In terms of hierarchy, the OCTOPUS v.2 data model includes four levels: metasite, site, sample, and observation. Whilst sites, samples, and observations apply to all data collections, metasites do not apply to the CRN Denudation and Sahul Sedimentary Archives (SahulSed) collections. A site, the hierarchical level subordinate to metasite, is a geographic point entity from which n≥1 samples have been collected. Therefore, sites without associated samples do not exist. A site is predominantly defined by geographic attributes, including georeferencing information (e.g. country, region, island, river basin, coordinates, and elevation) and other addressing/identification information (e.g. site name, alternative name, and type of site).
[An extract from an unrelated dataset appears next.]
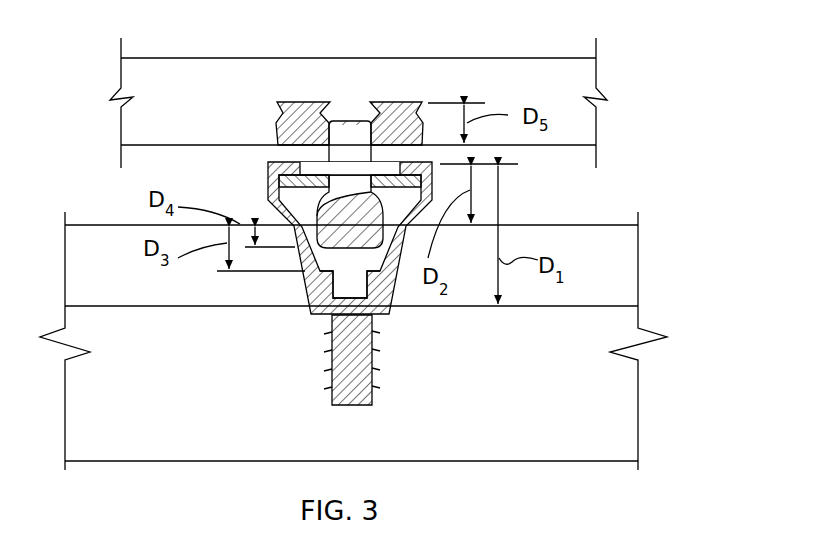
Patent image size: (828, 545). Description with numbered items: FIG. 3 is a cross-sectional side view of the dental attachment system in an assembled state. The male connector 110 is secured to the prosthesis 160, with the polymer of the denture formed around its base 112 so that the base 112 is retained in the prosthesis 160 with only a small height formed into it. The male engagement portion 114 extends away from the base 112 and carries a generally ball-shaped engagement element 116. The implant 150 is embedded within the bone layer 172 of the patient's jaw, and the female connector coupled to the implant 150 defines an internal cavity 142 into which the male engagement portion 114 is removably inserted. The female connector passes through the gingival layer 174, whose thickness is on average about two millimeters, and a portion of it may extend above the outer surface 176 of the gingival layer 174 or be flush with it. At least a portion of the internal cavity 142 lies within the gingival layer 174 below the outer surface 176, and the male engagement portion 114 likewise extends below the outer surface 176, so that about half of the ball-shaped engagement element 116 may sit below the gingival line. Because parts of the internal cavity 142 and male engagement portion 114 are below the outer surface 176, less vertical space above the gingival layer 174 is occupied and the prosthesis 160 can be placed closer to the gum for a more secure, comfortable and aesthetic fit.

All site description data are stored in one global table. Samples represent the material – for example, shell, bone, rock fragment, river sand – that was collected and used for the age/denudation rate determination. Therefore, samples are (or were) a tangible entity. In OCTOPUS v.2, samples are described by sets of data-collection-specific attributes; thus, each data collection will have its dedicated sample table that links records to sites via unique site identifiers. Typical sample table attributes deal with physical sample properties (e.g. grain size, material dated, sample thickness, or density) and their very local depositional contexts (e.g. facies, shielding, depth below surface, and excavation square or unit). Finally, observations (i.e. the actual age/denudation rate data) are stored in dedicated method-specific tables that include fields aimed at capturing any meaningful auxiliary data that help evaluate the quality of the age/denudation rate and, where necessary, further allow for the latter to be recalculated/reproduced.
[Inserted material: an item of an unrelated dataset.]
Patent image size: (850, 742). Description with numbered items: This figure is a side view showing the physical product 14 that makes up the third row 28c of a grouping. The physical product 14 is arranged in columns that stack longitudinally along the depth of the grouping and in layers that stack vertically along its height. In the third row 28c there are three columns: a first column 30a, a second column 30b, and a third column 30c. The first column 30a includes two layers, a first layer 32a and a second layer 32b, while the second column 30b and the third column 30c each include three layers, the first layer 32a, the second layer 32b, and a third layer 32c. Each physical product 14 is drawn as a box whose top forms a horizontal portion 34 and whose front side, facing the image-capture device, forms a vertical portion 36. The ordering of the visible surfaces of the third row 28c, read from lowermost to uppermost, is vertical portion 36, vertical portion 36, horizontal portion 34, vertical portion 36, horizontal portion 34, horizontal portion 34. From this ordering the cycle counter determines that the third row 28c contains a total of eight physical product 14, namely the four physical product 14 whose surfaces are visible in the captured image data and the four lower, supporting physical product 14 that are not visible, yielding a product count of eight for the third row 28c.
We illustrate how the above hierarchical semantic data model is implemented in OCTOPUS v.2, using the example of a South Australian shell midden cluster (Wilson et al., 2012) (Fig. Sdm1, inset). A cluster of shell middens that share contextual similarities form a metasite – “Glen Lossie” – that has a footprint that may be defined by a bounding box. Individual middens belonging to Glen Lossie are considered sites (point geometry) and have unique OCTOPUS site identifiers assigned (Fig. Sdm1, inset). Shell fragments are samples from those midden sites. In the Glen Lossie case, a repeat measurement was done on a shell fragment with the original ID “GLM3-ss14”. As a result, OCTOPUS considers “GLM3-ss14” and “GLM3-ss14(r)” as a single sample with two associated observations, i.e. two separate radiocarbon ages (Obs. IDs ARCH0171C14001 and ARCH0171C14002 respectively; Fig. Sdm1, inset).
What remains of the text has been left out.